According to multiple sources, South African Airways is nearing collapse. The carrier is currently in the process of laying off all of its staff. The move comes days after the government of South Africa cut off aid to South African Airways.
Previously, the South African government had given plenty of aid to the carrier for years. However, recently, the South African government has decided to cut off aid. Meanwhile, in other countries like the U.S., aid has been given due to the pandemic.
SAA had been in the process of offering "severance packages" to about 4700 of its laid-off employees. The proposed packages would detail one month of pay and an extra week of pay based on their service to the airline. The ability, however, of the airline to actually pay this will depend on their sale assets.
The Johannesburg based airline recently suspended all operations until May 31 and is allowing passengers to redeem unused tickets for credit for SAA flights until March 25, 2022, according to a source. However, with the impending demise of the carrier, these credits may be worthless.

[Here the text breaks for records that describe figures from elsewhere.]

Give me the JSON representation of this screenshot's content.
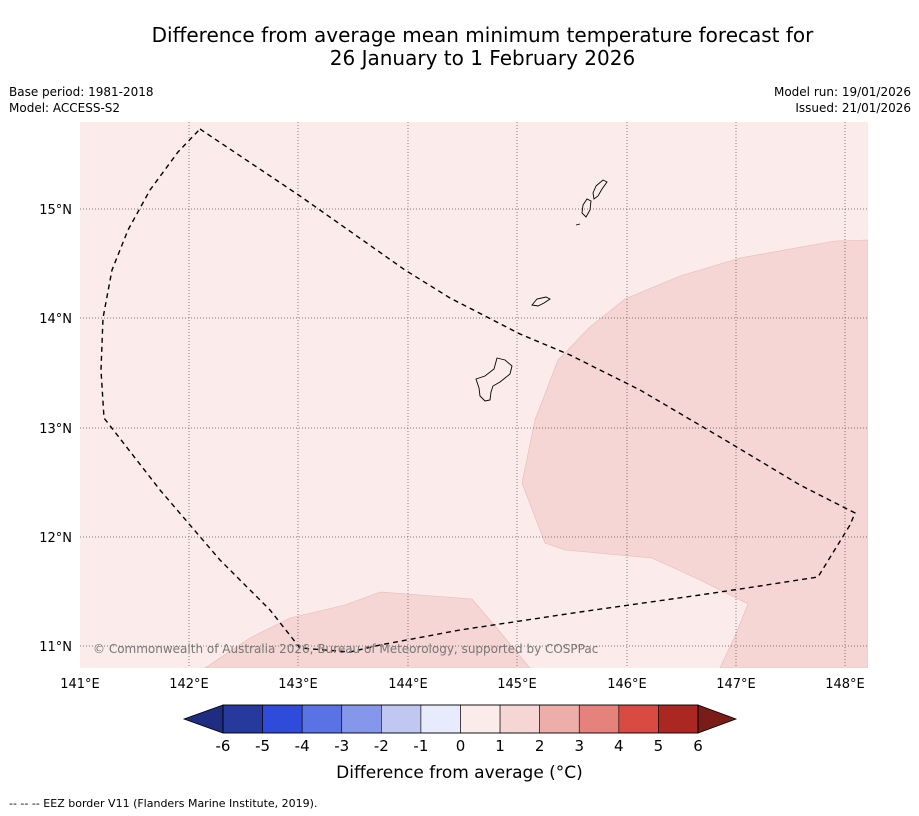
{
  "title": {
    "line1": "Difference from average mean minimum temperature forecast for",
    "line2": "26 January to 1 February 2026"
  },
  "meta": {
    "base_period": "Base period: 1981-2018",
    "model": "Model: ACCESS-S2",
    "model_run": "Model run: 19/01/2026",
    "issued": "Issued: 21/01/2026"
  },
  "map": {
    "lon_range": [
      141.0,
      148.2
    ],
    "lat_range": [
      10.8,
      15.8
    ],
    "lon_ticks": [
      "141°E",
      "142°E",
      "143°E",
      "144°E",
      "145°E",
      "146°E",
      "147°E",
      "148°E"
    ],
    "lat_ticks": [
      "15°N",
      "14°N",
      "13°N",
      "12°N",
      "11°N"
    ],
    "copyright": "© Commonwealth of Australia 2026, Bureau of Meteorology, supported by COSPPac",
    "base_class_color": "#fbebea",
    "warm_class_color": "#f5d6d4"
  },
  "colorbar": {
    "ticks": [
      "-6",
      "-5",
      "-4",
      "-3",
      "-2",
      "-1",
      "0",
      "1",
      "2",
      "3",
      "4",
      "5",
      "6"
    ],
    "colors": [
      "#26399c",
      "#2f4bd9",
      "#5a73e4",
      "#8597ea",
      "#c0c8f2",
      "#e7ebfb",
      "#fbebea",
      "#f5d6d4",
      "#edaea9",
      "#e5827c",
      "#d84a42",
      "#ab2822"
    ],
    "extend_low": "#1e2d82",
    "extend_high": "#7a1c18",
    "label": "Difference from average (°C)"
  },
  "footer": {
    "legend_text": "--  --  -- EEZ border V11 (Flanders Marine Institute, 2019)."
  }
}
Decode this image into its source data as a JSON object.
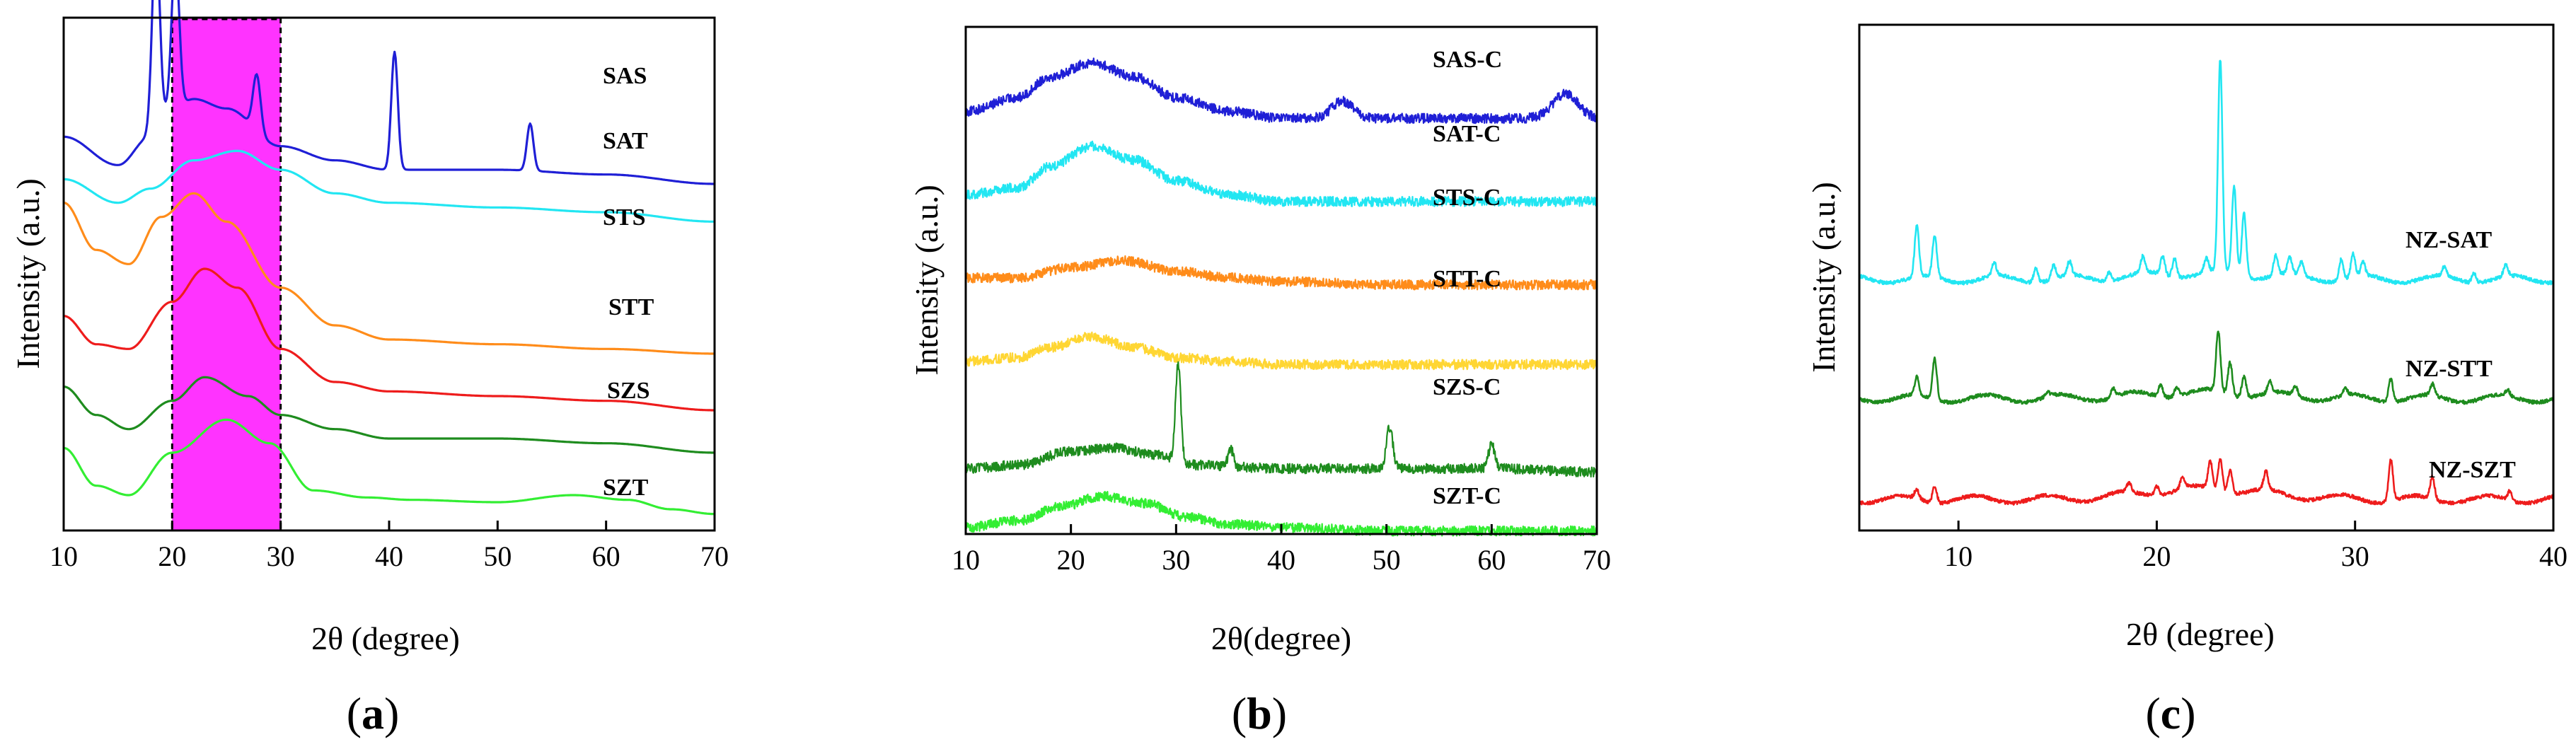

SAA is the main carrier of South Africa and is a state-owned flag carrier, although that may not be the case in the coming days. The airline flies to over 40 worldwide destinations on six continents. In the U.S., SAA flies to Washington-Dulles and New York-JFK. The only American carrier that fills this void is Delta, who flies from ATL to JNB, and will likely take over as the main link from America to South Africa.
Rumors point that South African Airways is heading for liquidation, and unless it can get funding, the airline will collapse, likely in the coming weeks. However, considering that they couldn't get a private investor previously, and the government is refusing aid, the end of the road is near for the carrier.
While SAA is not the first to collapse due to COVID-19, it is so far the largest. The U.K. airline FlyBe collapsed earlier in the year. Additionally, other carriers like Korean Air have been on the verge of collapse due to the pandemic.
It is unknown which carrier could possibly fill in South African Airways role in South Africa. Currently, Comair fills the void, not to mention low-cost-carries like FlySafair and Kulula domestically. As for long-haul, a new long-haul carrier is looking unlikely considering the heavy competition from the ME-3(Etihad, Emirates, and Qatar) and the African superpower, Ethiopian, not to mention the high cost to open a new airline. Travelers looking to fly to and from South Africa may experience an increase in cost and hassle.